Francisco Kjolseth | The Salt Lake Tribune Salt Lake Tribune senior managing editor Matt Canham breaks out the sparkling wine and cider as Tribune photography director Jeremy Harmon and three members of The Tribune's Pulitzer Prize-winning team — managing editor Sheila McCann, reporter Alex Stuckey and digital editor Rachel Piper — look on.

By Mackenzie McDermott

On April 10, The Salt Lake Tribune made headlines as it won a Pulitzer Prize in Local Reporting for its investigative coverage of sexual assault on college campuses.

Rachel Piper, a former editor-in-chief of The Daily Utah Chronicle in 2010, worked on the year-long watchdog project.

“It’s pretty much the biggest prize you can win in journalism,” said Piper, digital news editor for The Salt Lake Tribune.

The prize, awarded by Columbia University in New York City, has 14 journalism categories. Out of over 2,400 entries, 21 are awarded.

The judges who awarded the honor to the Utah paper said the decision came from “a string of vivid reports revealing the perverse, punitive and cruel treatment given to sexual-assault victims at Brigham Young University, one of Utah’s most powerful institutions.”

The Tribune was up against news publications from all over the nation, including The New York Times and The Washington Post. This is the second time the paper has won the acclaimed honor in its 150-year existence.

“This does not mean that we haven’t done very good work for years,” said Matt Canham, senior managing editor at The Tribune. “This is just a very competitive prize.”

The last time the paper won the award was in 1957 for their coverage of a double plane crash over the Grand Canyon killing 128 people.

The firestorm of sexual assault coverage evoked with student Madi Barney coming forward in a public forum and sharing her experiences at Brigham Young University and being subjecting to honor code investigations. After Barney’s story, more came forward and opened up about their own stories.

“There were a lot of times last year where we felt like no one wanted to hear these stories anymore, or we got pressure from the church saying it was ‘gotcha journalism’ and refuting some things,” Piper said.

Piper said this award not only validates the work of these reporters but of investigative journalism in communities across the country.

“To have not only BYU change as a result of our stories, but to have other journalists recognize that these stories are important and deserve to be told, that feels pretty good,” Piper said.

By following the assault facts, the reporters pushed from story to story. The BYU case led to other colleges, and other stories of injustice.

“What’s amazing in this case is that there are so many important stories to tell,” Canham said.

Canham, who was also an editor at The Chronicle in 2002, became the senior managing editor of The Tribune in November, after the Pulitzer prize-winning story was written. He was not holding back in praising the award-winning work of his colleagues.

“These reporters are talented; they had all the skills necessary to pull this off. We needed to give them the space to do it, and my predecessors did,” Canham said.

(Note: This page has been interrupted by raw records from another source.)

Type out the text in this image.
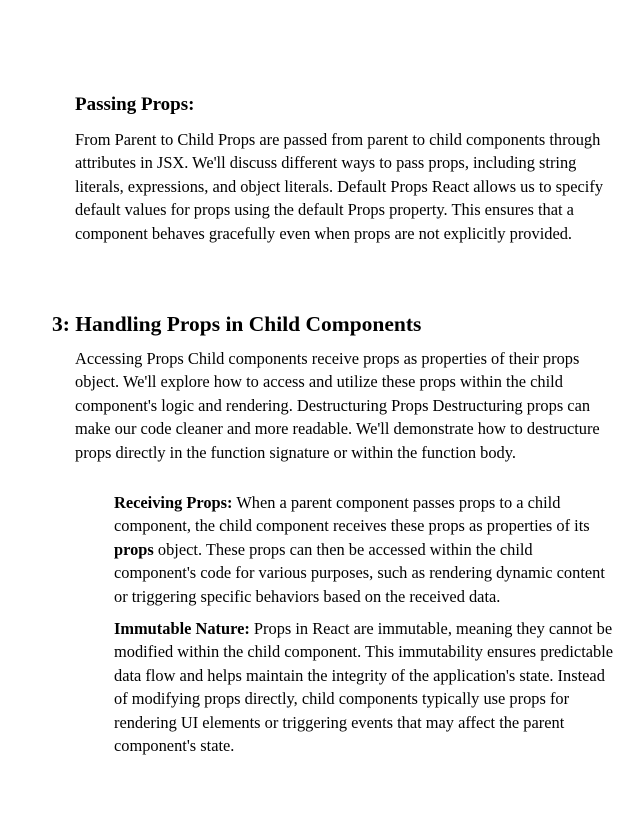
Passing Props:

From Parent to Child Props are passed from parent to child components through attributes in JSX. We'll discuss different ways to pass props, including string literals, expressions, and object literals. Default Props React allows us to specify default values for props using the default Props property. This ensures that a component behaves gracefully even when props are not explicitly provided.

3: Handling Props in Child Components

Accessing Props Child components receive props as properties of their props object. We'll explore how to access and utilize these props within the child component's logic and rendering. Destructuring Props Destructuring props can make our code cleaner and more readable. We'll demonstrate how to destructure props directly in the function signature or within the function body.

Receiving Props: When a parent component passes props to a child component, the child component receives these props as properties of its props object. These props can then be accessed within the child component's code for various purposes, such as rendering dynamic content or triggering specific behaviors based on the received data.

Immutable Nature: Props in React are immutable, meaning they cannot be modified within the child component. This immutability ensures predictable data flow and helps maintain the integrity of the application's state. Instead of modifying props directly, child components typically use props for rendering UI elements or triggering events that may affect the parent component's state.
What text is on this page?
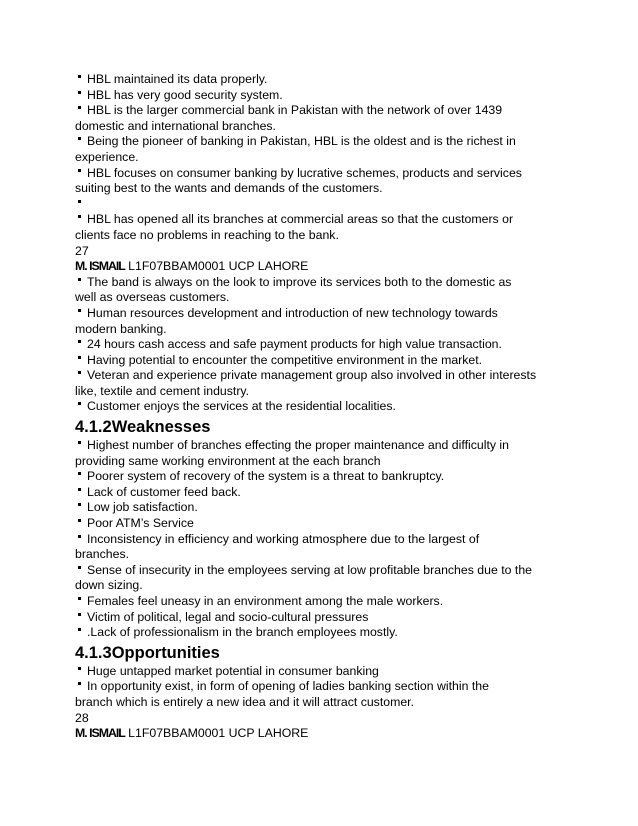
HBL maintained its data properly.
HBL has very good security system.
HBL is the larger commercial bank in Pakistan with the network of over 1439
domestic and international branches.
Being the pioneer of banking in Pakistan, HBL is the oldest and is the richest in
experience.
HBL focuses on consumer banking by lucrative schemes, products and services
suiting best to the wants and demands of the customers.
HBL has opened all its branches at commercial areas so that the customers or
clients face no problems in reaching to the bank.
27
M. ISMAIL L1F07BBAM0001 UCP LAHORE
The band is always on the look to improve its services both to the domestic as
well as overseas customers.
Human resources development and introduction of new technology towards
modern banking.
24 hours cash access and safe payment products for high value transaction.
Having potential to encounter the competitive environment in the market.
Veteran and experience private management group also involved in other interests
like, textile and cement industry.
Customer enjoys the services at the residential localities.
4.1.2Weaknesses
Highest number of branches effecting the proper maintenance and difficulty in
providing same working environment at the each branch
Poorer system of recovery of the system is a threat to bankruptcy.
Lack of customer feed back.
Low job satisfaction.
Poor ATM’s Service
Inconsistency in efficiency and working atmosphere due to the largest of
branches.
Sense of insecurity in the employees serving at low profitable branches due to the
down sizing.
Females feel uneasy in an environment among the male workers.
Victim of political, legal and socio-cultural pressures
.Lack of professionalism in the branch employees mostly.
4.1.3Opportunities
Huge untapped market potential in consumer banking
In opportunity exist, in form of opening of ladies banking section within the
branch which is entirely a new idea and it will attract customer.
28
M. ISMAIL L1F07BBAM0001 UCP LAHORE
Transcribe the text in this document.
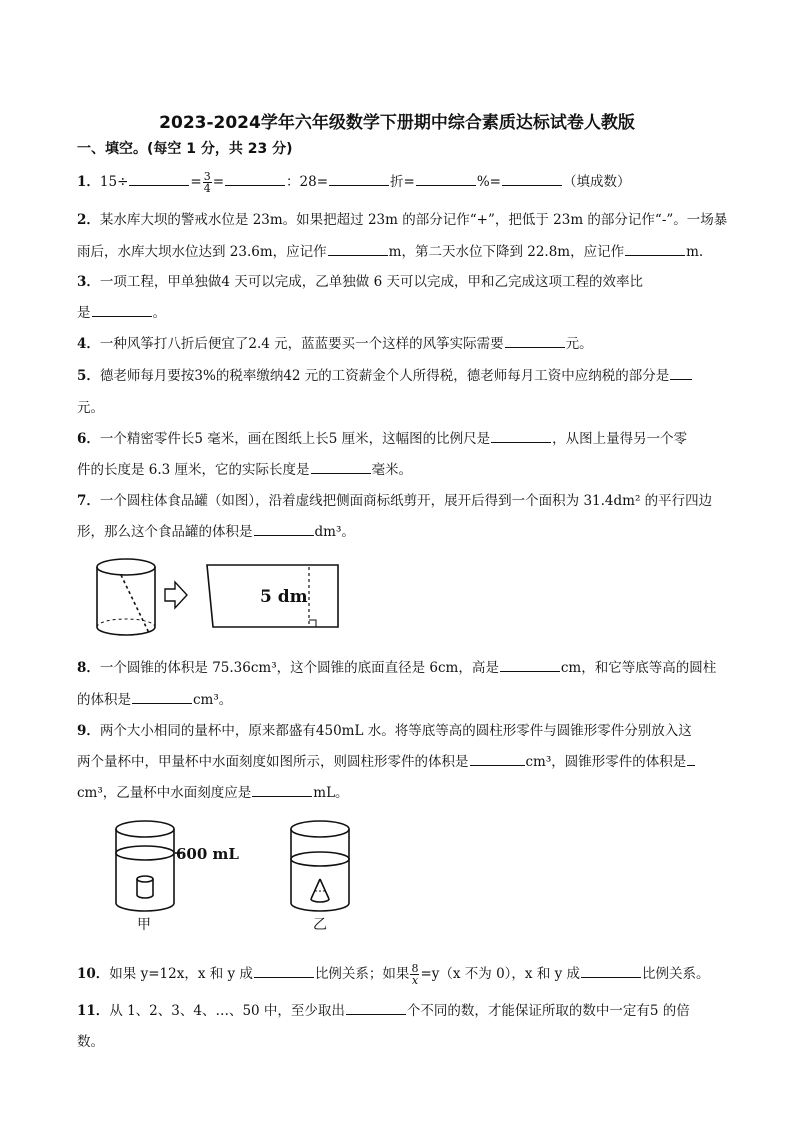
2023-2024学年六年级数学下册期中综合素质达标试卷人教版
一、填空。(每空 1 分，共 23 分)
1．15÷	= $\frac{3}{4}$ =	：28=	折=	%=	（填成数）
2．某水库大坝的警戒水位是 23m。如果把超过 23m 的部分记作“+”，把低于 23m 的部分记作“-”。一场暴
雨后，水库大坝水位达到 23.6m，应记作	m，第二天水位下降到 22.8m，应记作	m.
3．一项工程，甲单独做4 天可以完成，乙单独做 6 天可以完成，甲和乙完成这项工程的效率比
是	。
4．一种风筝打八折后便宜了2.4 元，蓝蓝要买一个这样的风筝实际需要	元。
5．德老师每月要按3%的税率缴纳42 元的工资薪金个人所得税，德老师每月工资中应纳税的部分是
元。
6．一个精密零件长5 毫米，画在图纸上长5 厘米，这幅图的比例尺是	，从图上量得另一个零
件的长度是 6.3 厘米，它的实际长度是	毫米。
7．一个圆柱体食品罐（如图），沿着虚线把侧面商标纸剪开，展开后得到一个面积为 31.4dm² 的平行四边
形，那么这个食品罐的体积是	dm³。
5 dm
8．一个圆锥的体积是 75.36cm³，这个圆锥的底面直径是 6cm，高是	cm，和它等底等高的圆柱
的体积是	cm³。
9．两个大小相同的量杯中，原来都盛有450mL 水。将等底等高的圆柱形零件与圆锥形零件分别放入这
两个量杯中，甲量杯中水面刻度如图所示，则圆柱形零件的体积是	cm³，圆锥形零件的体积是
cm³，乙量杯中水面刻度应是	mL。
600 mL
甲	乙
10．如果 y=12x，x 和 y 成	比例关系；如果 $\frac{8}{x} =y(x$ 不为 0），x 和 y 成	比例关系。
11．从 1、2、3、4、…、50 中，至少取出	个不同的数，才能保证所取的数中一定有5 的倍
数。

Even with the emotionally taxing topic of sexual assault, and countless ethical decisions to make, the reporters kept going.

“These stories are so important, and you know you can’t mess up at all,” Piper said. “You can’t mess up a single period. You can’t mess up a semicolon, because it’s such a tough topic. You don’t want to have any mistakes, any issues.”

Canham expressed The Salt Lake Tribune will continue to seek out the truth and push for change.

“We see ourselves as investigative reporters,” Canham said, “whose job is to examine what the biggest institutions in this state do and make sure that they’re doing what they should.”

Canham continued, “Whether that’s politicians, major businesses, or the LDS church. That is the role of a media, especially a newspaper, to be those watchdogs, and we are very proud of that tradition. And this adds to that tradition greatly.”